Je lui adressai un vague sourire, avant de hocher la tête. Il était loin de la vérité. Mes parents étaient loin d'être fiers de moi, loin de m'encourager dans cette voie que j'avais suivie. Mais devon l'ignorait. Comme la plupart de mes camarades, collègues, et amis. Je n'avais pas pour habitude d'étaler ma vie privée. Mes parents étaient généralement un sujet sensible. Pas que je sois la seule pour qui ce soit le cas. Mon père était une ordure de première : le genre d'homme à tromper sa femme, et à abuser de sa fille âgée de seulement 7 ans. Mon père n'avait pas l'âme d'un père. Plutôt l'âme d'un monstre.
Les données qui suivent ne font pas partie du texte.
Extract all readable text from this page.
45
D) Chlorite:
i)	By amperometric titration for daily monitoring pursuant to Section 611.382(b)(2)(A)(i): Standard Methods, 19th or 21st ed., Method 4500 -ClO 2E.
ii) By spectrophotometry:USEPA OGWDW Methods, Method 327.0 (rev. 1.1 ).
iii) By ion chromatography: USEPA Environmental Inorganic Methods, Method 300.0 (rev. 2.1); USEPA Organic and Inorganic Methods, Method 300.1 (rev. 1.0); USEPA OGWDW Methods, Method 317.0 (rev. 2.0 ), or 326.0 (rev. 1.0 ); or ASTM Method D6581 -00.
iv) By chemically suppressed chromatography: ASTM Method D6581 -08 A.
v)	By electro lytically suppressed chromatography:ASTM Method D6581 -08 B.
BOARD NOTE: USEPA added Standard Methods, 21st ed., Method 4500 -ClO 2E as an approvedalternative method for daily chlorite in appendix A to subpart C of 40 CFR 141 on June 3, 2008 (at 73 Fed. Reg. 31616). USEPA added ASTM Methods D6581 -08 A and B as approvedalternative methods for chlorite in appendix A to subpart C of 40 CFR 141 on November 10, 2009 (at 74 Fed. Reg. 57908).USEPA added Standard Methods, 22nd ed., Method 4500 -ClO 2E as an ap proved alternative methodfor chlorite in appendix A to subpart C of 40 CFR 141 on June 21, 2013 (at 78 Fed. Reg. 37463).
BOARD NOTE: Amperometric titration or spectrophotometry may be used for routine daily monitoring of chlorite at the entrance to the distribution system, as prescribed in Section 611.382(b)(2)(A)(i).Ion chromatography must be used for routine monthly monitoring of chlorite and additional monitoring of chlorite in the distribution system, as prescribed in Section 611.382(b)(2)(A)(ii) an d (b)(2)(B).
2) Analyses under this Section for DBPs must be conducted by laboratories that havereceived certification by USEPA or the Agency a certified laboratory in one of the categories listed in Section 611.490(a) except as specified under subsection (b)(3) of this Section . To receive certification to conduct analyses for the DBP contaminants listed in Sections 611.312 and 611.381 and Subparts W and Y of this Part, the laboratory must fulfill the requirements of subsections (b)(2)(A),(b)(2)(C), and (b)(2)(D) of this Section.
J'avais découvert ça à mes dépends, alors que je n'étais encore qu'une enfant. Dire que je le détestais était un euphémisme. Ma mère, elle, avait l'âme d'une lâche. J'avais tiré un trait sur eux depuis des années maintenant. Quand j'avais eu l'âge de prendre mon courage à deux mains et d'avouer les atrocités que m'avait fait vivre mon père pendant des années, ma mère m'avait tourné le dos, refusant d'accepter que l'homme qu'elle aimait – l'homme de sa vie – n'était rien de plus qu'un monstre. J'avais alors perdu mon père, qui avait fini par écoper d'une peine de prison, et ma mère, pour qui l'affront que j'avais porté à notre famille et à mon père restait impardonnable.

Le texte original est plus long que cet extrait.